Uncover Warren Buffett’s Top 9 Unstoppable Stocks in 2025!

Berkshire Hathaway’s CEO Warren Buffett remains bullish on his top holdings:

1. Apple: Despite selling over 615 million Apple (NASDAQ: AAPL) shares in the past year, it remains Berkshire Hathaway’s largest holding at $73.5 billion (24.8% of invested assets). Buffett cited low corporate tax rates and pricey stock market conditions for the selling activity, but Apple’s strong share repurchase program continues to impress.

2. American Express: With a value of $45.8 billion (15.4% of invested assets), American Express (NYSE: AXP) is a long-term holding for Berkshire Hathaway. Its dual revenue streams from credit card services and lending make it a standout performer, attracting high-earning customers who remain loyal during economic downturns.

3. Bank of America: Buffett’s selling of Bank of America (NYSE: BAC) shares hasn’t diminished its position as the third-largest holding at $34.8 billion (11.7% of invested assets). He favors bank stocks for their cyclical nature and growth potential, with Bank of America benefiting from interest rate sensitivity.

4. Coca-Cola: Berkshire Hathaway’s longest-held investment since 1988, Coca-Cola (NYSE: KO) is valued at $24.3 billion (8.2% of invested assets). Buffett considers it a forever holding due to its strong geographic diversity, providing stability and consistent returns over the years.
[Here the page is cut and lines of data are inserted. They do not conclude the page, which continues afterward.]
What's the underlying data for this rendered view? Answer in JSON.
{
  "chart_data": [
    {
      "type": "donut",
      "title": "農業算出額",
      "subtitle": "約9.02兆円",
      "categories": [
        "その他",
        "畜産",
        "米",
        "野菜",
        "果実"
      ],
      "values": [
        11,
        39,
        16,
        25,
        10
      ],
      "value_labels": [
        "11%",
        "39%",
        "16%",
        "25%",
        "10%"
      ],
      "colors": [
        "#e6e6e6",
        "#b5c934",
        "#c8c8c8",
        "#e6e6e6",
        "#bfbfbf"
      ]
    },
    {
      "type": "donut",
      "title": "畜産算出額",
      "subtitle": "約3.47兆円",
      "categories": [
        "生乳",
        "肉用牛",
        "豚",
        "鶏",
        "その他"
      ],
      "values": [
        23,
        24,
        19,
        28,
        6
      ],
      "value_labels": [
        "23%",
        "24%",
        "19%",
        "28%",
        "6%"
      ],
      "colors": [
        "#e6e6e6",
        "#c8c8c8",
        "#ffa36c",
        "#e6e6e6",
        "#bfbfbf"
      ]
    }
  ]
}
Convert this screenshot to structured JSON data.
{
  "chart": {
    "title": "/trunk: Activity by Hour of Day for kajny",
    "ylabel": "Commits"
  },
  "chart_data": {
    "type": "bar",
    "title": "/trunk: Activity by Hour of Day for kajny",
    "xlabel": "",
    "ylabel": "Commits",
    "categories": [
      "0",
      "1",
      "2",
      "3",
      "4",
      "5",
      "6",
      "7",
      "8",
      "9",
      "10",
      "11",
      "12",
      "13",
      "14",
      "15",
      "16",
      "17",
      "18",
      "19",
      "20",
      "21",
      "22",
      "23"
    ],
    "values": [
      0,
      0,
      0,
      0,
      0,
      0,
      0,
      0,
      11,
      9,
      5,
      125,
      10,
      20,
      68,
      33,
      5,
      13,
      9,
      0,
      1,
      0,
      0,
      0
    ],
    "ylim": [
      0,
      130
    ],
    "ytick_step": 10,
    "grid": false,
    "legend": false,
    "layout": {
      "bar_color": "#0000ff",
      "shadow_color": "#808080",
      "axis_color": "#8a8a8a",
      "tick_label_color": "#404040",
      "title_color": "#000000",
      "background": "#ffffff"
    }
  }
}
In 2022, Coca-Cola operates globally with a presence in every country, ensuring a steady cash flow in developed markets and driving sales growth in emerging markets. The brand has maintained its top position as the most preferred by consumers for 12 consecutive years, according to Kantar’s annual “Brand Footprint” report. This achievement is attributed to Coca-Cola’s effective utilization of digital media to engage younger audiences and leveraging its rich history and brand ambassadors to connect with more mature consumers.

Chevron, holding a 5.9% share of Berkshire Hathaway’s investment assets, has seen increased prominence in Warren Buffett’s portfolio over the past four years. The integrated oil and gas company benefits from a diversified business model, encompassing upstream drilling, transmission pipelines, chemical plants, and refineries. Chevron’s consistent cash flow has supported its dividend growth for the past 37 years, making it an attractive investment for Buffett.

Occidental Petroleum, accounting for 4.5% of Berkshire’s invested assets, has also drawn Buffett’s interest since 2022. Unlike Chevron, Occidental’s revenue heavily relies on its drilling segment, making it particularly sensitive to changes in crude oil prices. With a higher net-debt position compared to Chevron, Occidental’s financial flexibility is closely tied to crude oil price movements.

Moody’s, holding a 3.9% share in Berkshire’s portfolio since 2000, has been one of Buffett’s most successful investments. Moody’s growth has been driven by its Investors Services segment, providing credit ratings for businesses and government entities. However, with the Federal Reserve implementing significant interest rate hikes, Moody’s Analytics is now facing a changing landscape.

This is the segment that offers solutions to aid businesses in evaluating risk and maintaining compliance with corporate regulations. Kraft Heinz, with an investment value of $9.8 billion accounting for 3.3% of total invested assets, has been a significant investment for Warren Buffett. However, the merger between Heinz and Kraft Foods in 2015 led to Buffett acknowledging that his company had overpaid for Kraft. Despite challenges, Kraft Heinz’s 5.2% yield and focus on consumer staples offer some stability. The company’s diverse product portfolio of over 200 brands enables it to generate consistent operating cash flow, although declining volume and high debt levels present hurdles. On the other hand, Chubb, a property and casualty insurance firm with invested assets worth $7.2 billion (2.4% of total), has been strategically accumulated by Buffett and his team. The insurance industry’s stability and ability to adjust premiums in response to catastrophic events make companies like Chubb reliable moneymakers. Additionally, Chubb stands to benefit from the Federal Reserve’s rate-hiking measures, which have boosted returns on short-term investments. It’s essential to carefully consider investment opportunities beyond popular choices like Apple, as identified by the Motley Fool Stock Advisor team.